I've had some luck against people scanning web servers for formmail.pl scripts. My formmail.pl sends random data without any CR or LF. One script so far accepted 2gb of data before disconnecting.
No. What you described is clean-room reverse engineering. Regular old run-of-the-mill reverse engineering means taking the "black box" and figuring out exactly what it does.
Put identity in the browser.
It's useful to compare the way in which viruses infect both cells and operating systems.
Viruses find a way into a cell by penetrating the cell membranes and getting as far as the production machinery of the cell. Some ways of achieving this are by having a protein coating that allows the virus to get through cell walls and. Other ways include slipping in through the receptors on the cell surface.
With computers, these are the equivalent of trojan horse, and buffer overflow attacks. A virus doesn't have to get as a far as the cell nucleus or kernel. It just has to get as far as something that allows the virus to make copies of itself.
The immune system is our equivalent of anti-virus protection, but even in our system, it is possible for it to create false positives (ie autoimmune diseases).

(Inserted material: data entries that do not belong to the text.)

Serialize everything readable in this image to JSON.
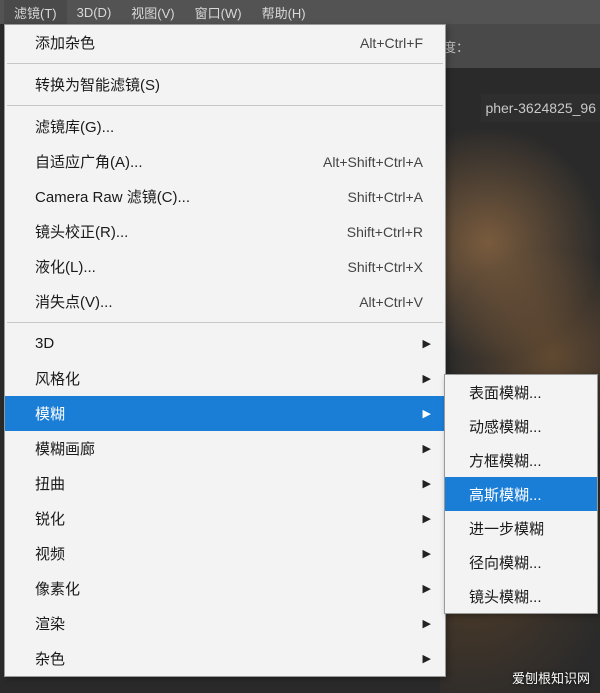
{
  "menubar": {
    "items": [
      {
        "label": "滤镜(T)"
      },
      {
        "label": "3D(D)"
      },
      {
        "label": "视图(V)"
      },
      {
        "label": "窗口(W)"
      },
      {
        "label": "帮助(H)"
      }
    ]
  },
  "optionsbar": {
    "height_label": "高度："
  },
  "tab": {
    "filename": "pher-3624825_96"
  },
  "filter_menu": {
    "items": [
      {
        "label": "添加杂色",
        "shortcut": "Alt+Ctrl+F"
      },
      {
        "sep": true
      },
      {
        "label": "转换为智能滤镜(S)"
      },
      {
        "sep": true
      },
      {
        "label": "滤镜库(G)..."
      },
      {
        "label": "自适应广角(A)...",
        "shortcut": "Alt+Shift+Ctrl+A"
      },
      {
        "label": "Camera Raw 滤镜(C)...",
        "shortcut": "Shift+Ctrl+A"
      },
      {
        "label": "镜头校正(R)...",
        "shortcut": "Shift+Ctrl+R"
      },
      {
        "label": "液化(L)...",
        "shortcut": "Shift+Ctrl+X"
      },
      {
        "label": "消失点(V)...",
        "shortcut": "Alt+Ctrl+V"
      },
      {
        "sep": true
      },
      {
        "label": "3D",
        "submenu": true
      },
      {
        "label": "风格化",
        "submenu": true
      },
      {
        "label": "模糊",
        "submenu": true,
        "highlight": true
      },
      {
        "label": "模糊画廊",
        "submenu": true
      },
      {
        "label": "扭曲",
        "submenu": true
      },
      {
        "label": "锐化",
        "submenu": true
      },
      {
        "label": "视频",
        "submenu": true
      },
      {
        "label": "像素化",
        "submenu": true
      },
      {
        "label": "渲染",
        "submenu": true
      },
      {
        "label": "杂色",
        "submenu": true
      }
    ]
  },
  "blur_submenu": {
    "items": [
      {
        "label": "表面模糊..."
      },
      {
        "label": "动感模糊..."
      },
      {
        "label": "方框模糊..."
      },
      {
        "label": "高斯模糊...",
        "highlight": true
      },
      {
        "label": "进一步模糊"
      },
      {
        "label": "径向模糊..."
      },
      {
        "label": "镜头模糊..."
      }
    ]
  },
  "watermark": {
    "line1": "爱刨根知识网"
  }
}
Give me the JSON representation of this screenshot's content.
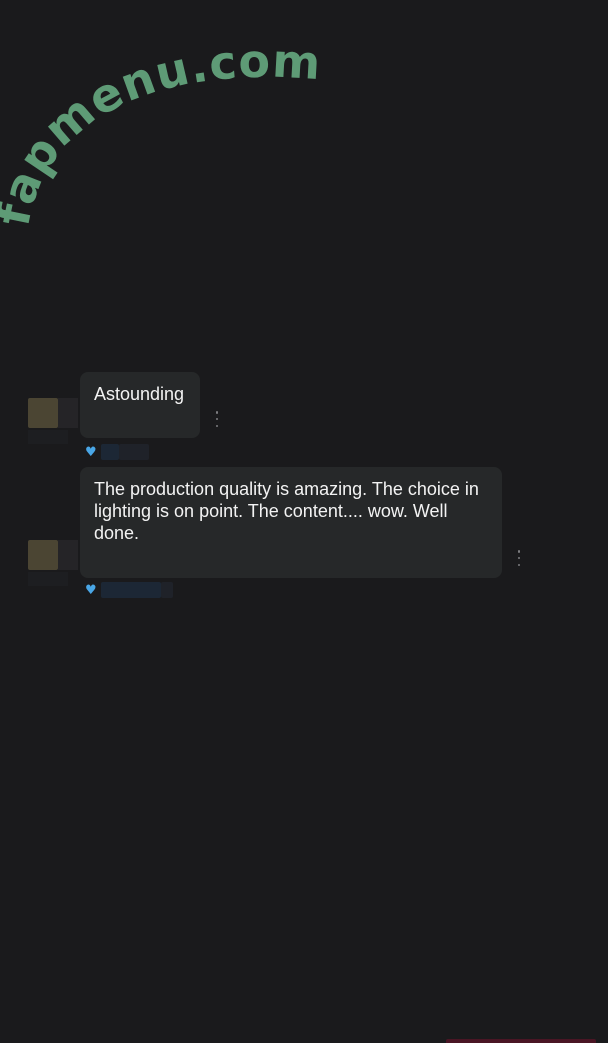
{
  "watermark": {
    "text": "fapmenu.com",
    "color": "#5e9b76"
  },
  "comments": [
    {
      "text": "Astounding",
      "reaction_icon": "blue-heart-icon",
      "reaction_color": "#49a6e6"
    },
    {
      "text": "The production quality is amazing. The choice in lighting is on point. The content.... wow. Well done.",
      "reaction_icon": "blue-heart-icon",
      "reaction_color": "#49a6e6"
    }
  ],
  "more_options_icon": "vertical-ellipsis-icon",
  "colors": {
    "background": "#1a1a1c",
    "bubble": "#262829",
    "text": "#f3f3f3",
    "heart": "#49a6e6"
  }
}
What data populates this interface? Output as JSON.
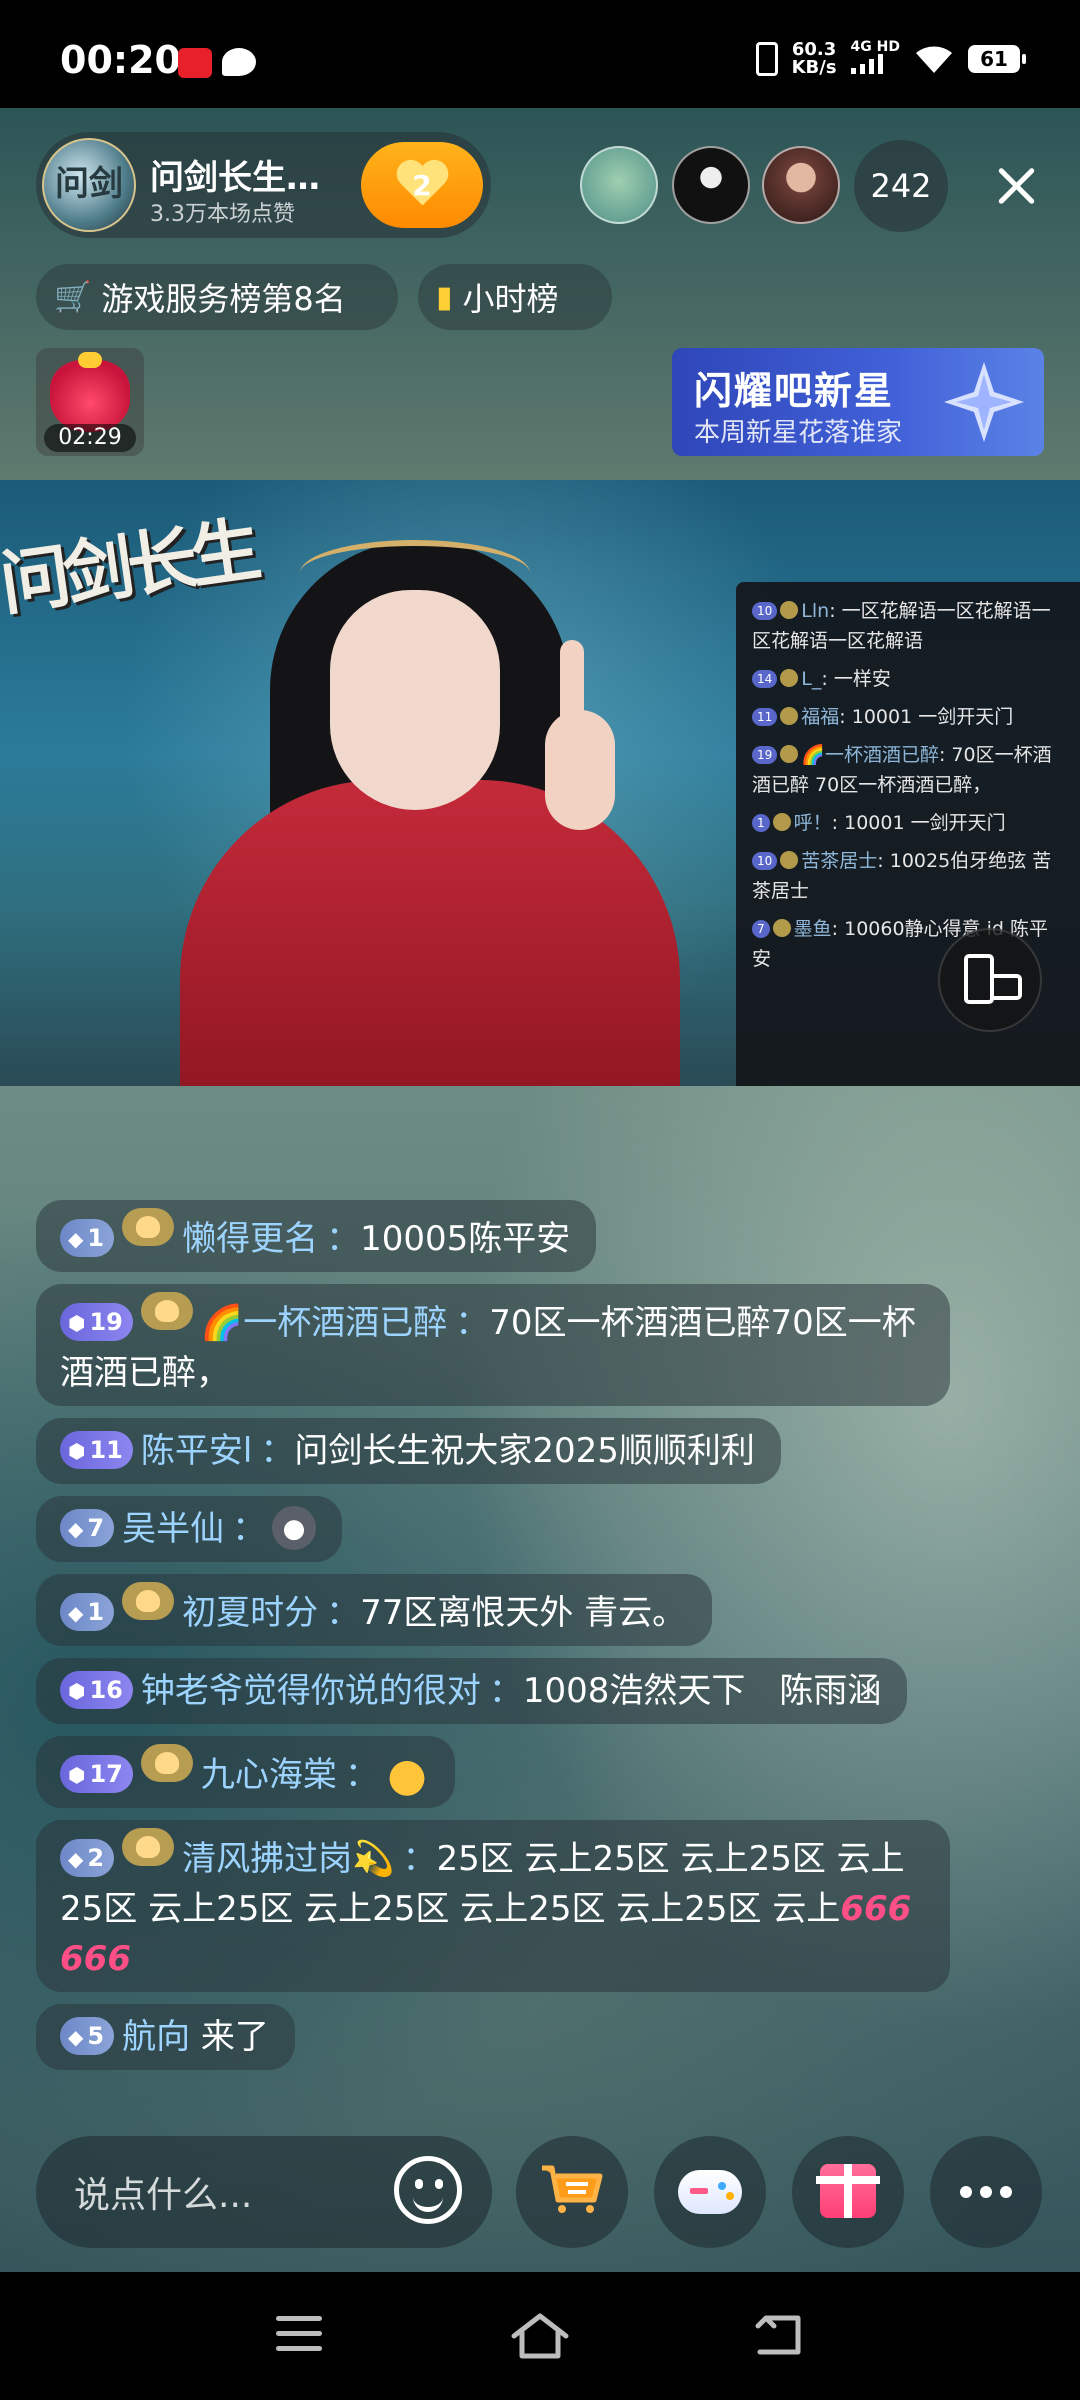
{
  "status_bar": {
    "time": "00:20",
    "net_speed_value": "60.3",
    "net_speed_unit": "KB/s",
    "network": "4G HD",
    "battery": "61"
  },
  "host": {
    "avatar_text": "问剑",
    "name": "问剑长生…",
    "likes": "3.3万本场点赞",
    "follow_count": "2"
  },
  "viewers": {
    "count": "242"
  },
  "pills": {
    "rank": "游戏服务榜第8名",
    "hourly": "小时榜"
  },
  "red_packet": {
    "timer": "02:29"
  },
  "promo": {
    "title": "闪耀吧新星",
    "subtitle": "本周新星花落谁家"
  },
  "video": {
    "logo_text": "问剑长生",
    "overlay_chat": [
      {
        "level": "10",
        "name": "Lln",
        "text": "一区花解语一区花解语一区花解语一区花解语"
      },
      {
        "level": "14",
        "name": "L_",
        "text": "一样安"
      },
      {
        "level": "11",
        "name": "福福",
        "text": "10001 一剑开天门"
      },
      {
        "level": "19",
        "name": "🌈一杯酒酒已醉",
        "text": "70区一杯酒酒已醉 70区一杯酒酒已醉，"
      },
      {
        "level": "1",
        "name": "呼！",
        "text": "10001 一剑开天门"
      },
      {
        "level": "10",
        "name": "苦茶居士",
        "text": "10025伯牙绝弦 苦茶居士"
      },
      {
        "level": "7",
        "name": "墨鱼",
        "text": "10060静心得意 id 陈平安"
      }
    ]
  },
  "chat": [
    {
      "level": "1",
      "fan": true,
      "name": "懒得更名",
      "sep": "：",
      "text": "10005陈平安"
    },
    {
      "level": "19",
      "fan": true,
      "name": "🌈一杯酒酒已醉",
      "sep": "：",
      "text": "70区一杯酒酒已醉70区一杯酒酒已醉，"
    },
    {
      "level": "11",
      "fan": false,
      "name": "陈平安l",
      "sep": "：",
      "text": "问剑长生祝大家2025顺顺利利"
    },
    {
      "level": "7",
      "fan": false,
      "name": "吴半仙",
      "sep": "：",
      "text": ""
    },
    {
      "level": "1",
      "fan": true,
      "name": "初夏时分",
      "sep": "：",
      "text": "77区离恨天外 青云。"
    },
    {
      "level": "16",
      "fan": false,
      "name": "钟老爷觉得你说的很对",
      "sep": "：",
      "text": "1008浩然天下　陈雨涵"
    },
    {
      "level": "17",
      "fan": true,
      "name": "九心海棠",
      "sep": "：",
      "text": ""
    },
    {
      "level": "2",
      "fan": true,
      "name": "清风拂过岗💫",
      "sep": "：",
      "text": "25区 云上25区 云上25区 云上25区 云上25区 云上25区 云上25区 云上25区 云上",
      "suffix": "666 666"
    },
    {
      "level": "5",
      "fan": false,
      "name": "航向",
      "sep": "",
      "text": "来了"
    }
  ],
  "input": {
    "placeholder": "说点什么..."
  },
  "colors": {
    "accent_orange": "#ff8a00",
    "username_blue": "#9dd4ff",
    "promo_blue": "#4261d8",
    "gift_pink": "#ff3f75"
  }
}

It works by detecting protein fragments that are not normally found in the body.
With both systems (biological and digital), the battle is reduced down to detecting particular combinations of sequences (protein or byte) that never change. And like AIDS, some computer viruses are able to restructure themselves to avoid detection.

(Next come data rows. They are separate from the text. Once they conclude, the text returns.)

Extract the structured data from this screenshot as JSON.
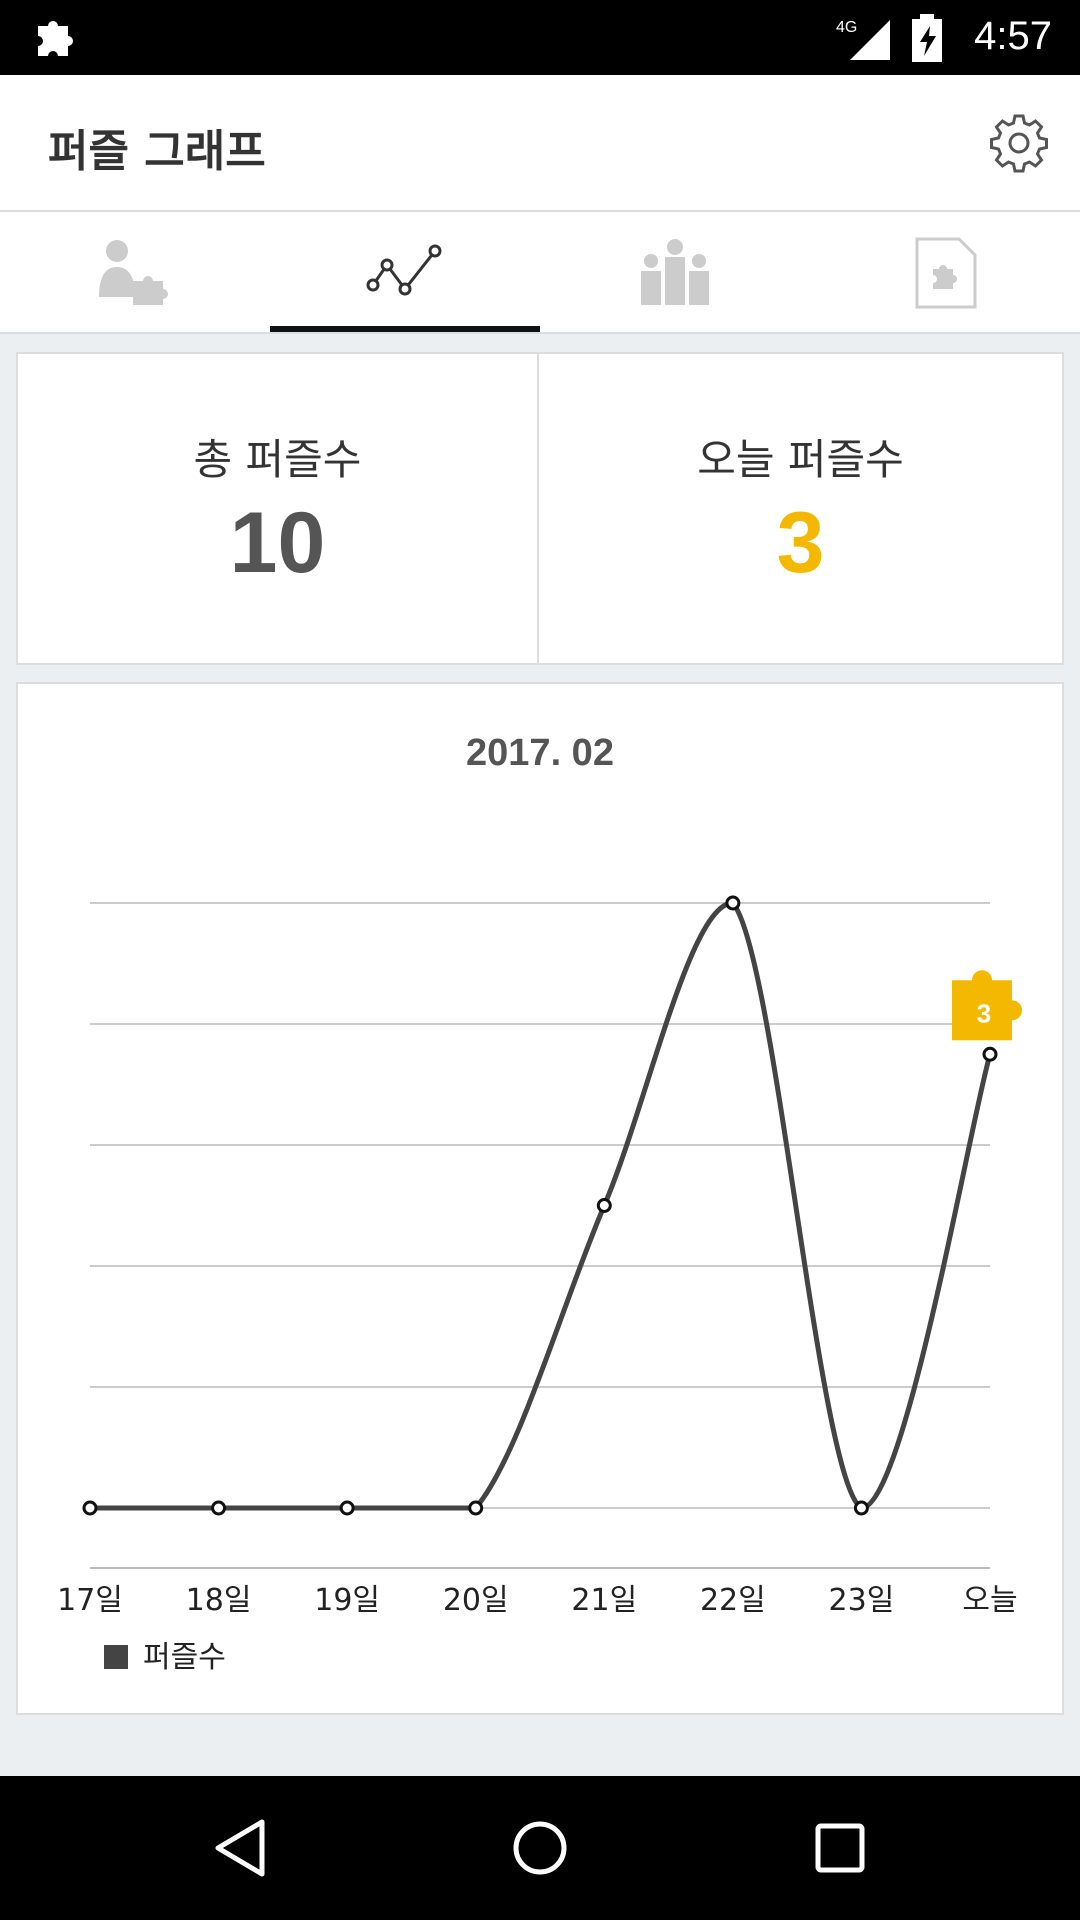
{
  "status_bar": {
    "time": "4:57",
    "network": "4G"
  },
  "app_bar": {
    "title": "퍼즐 그래프"
  },
  "tabs": [
    {
      "name": "profile-puzzle",
      "selected": false
    },
    {
      "name": "graph",
      "selected": true
    },
    {
      "name": "ranking",
      "selected": false
    },
    {
      "name": "puzzle-document",
      "selected": false
    }
  ],
  "stats": {
    "total_label": "총 퍼즐수",
    "total_value": "10",
    "today_label": "오늘 퍼즐수",
    "today_value": "3"
  },
  "colors": {
    "accent": "#f5b800",
    "line": "#444444",
    "total": "#555555"
  },
  "chart_data": {
    "type": "line",
    "title": "2017. 02",
    "categories": [
      "17일",
      "18일",
      "19일",
      "20일",
      "21일",
      "22일",
      "23일",
      "오늘"
    ],
    "series": [
      {
        "name": "퍼즐수",
        "values": [
          0,
          0,
          0,
          0,
          2.5,
          5,
          0,
          3.75
        ]
      }
    ],
    "ylim": [
      0,
      5
    ],
    "grid": true,
    "legend": "bottom-left",
    "today_badge": "3"
  }
}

The main ways of preventing virus infections are well known:
1. Have up to anti-virus software
2. Avoid the use of scripts that can be downloaded and executed arbitarily, and which have full file and network access.
3. Unfortunately, the use of plugins can allow this to happen. Simply by having web browser that allows you to download any particular file type and a desktop which allows you to automatically run an application associated with that file type, the responsibility for your system security is no longer owned by a single process.

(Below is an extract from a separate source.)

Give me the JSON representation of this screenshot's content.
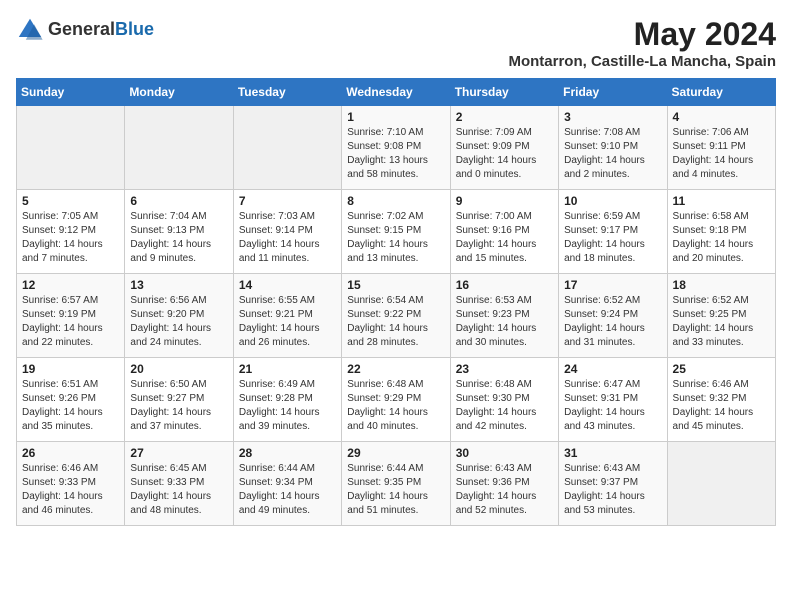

o Avoid the use of compressed data formats that allow ambiguous decompression sizes (eg. have a local buffer preallocated to a particular size, assuming that no run-length sequence wlll ever exceed this size), thus allowing stack overrun attacks. This includes audio, video and image and volume data. Fortunately, this is fixed by the no-execute bit.
The term "reverse engineering" simply refers to studying how a product works, usually to learn more information about the internal details than is published by the manufacturer. That's all.
Reverse engineering is NOT the subsequent creation of another product that utilizes this information. The term for that is plain, simple engineering (without the "reverse" prepended).
The discovery of unpublished information is still reverse engineering, regardless of what is done with that information. It does not matter if it is forgotten, used by the same people, or "thrown over the wall" as in the famous Compaq case of creating a workalike PC bios.
There is also a common misconception that reverse engineering, to be "legal", must necessarily be done by different people than those who utilize that information to do regular engineering (usually to produce an interoperable product). Just because Compaq used an ultra-conservative approach, intended to make defending themselves against IBM, does not mean that a less conservative approach is illegal. Ultimately, what is legal vs unlawful is decided in court. There is a lot of case law where reverse engineering was considered lawful WITHOUT the "thrown over the wall" approach that Compaq used.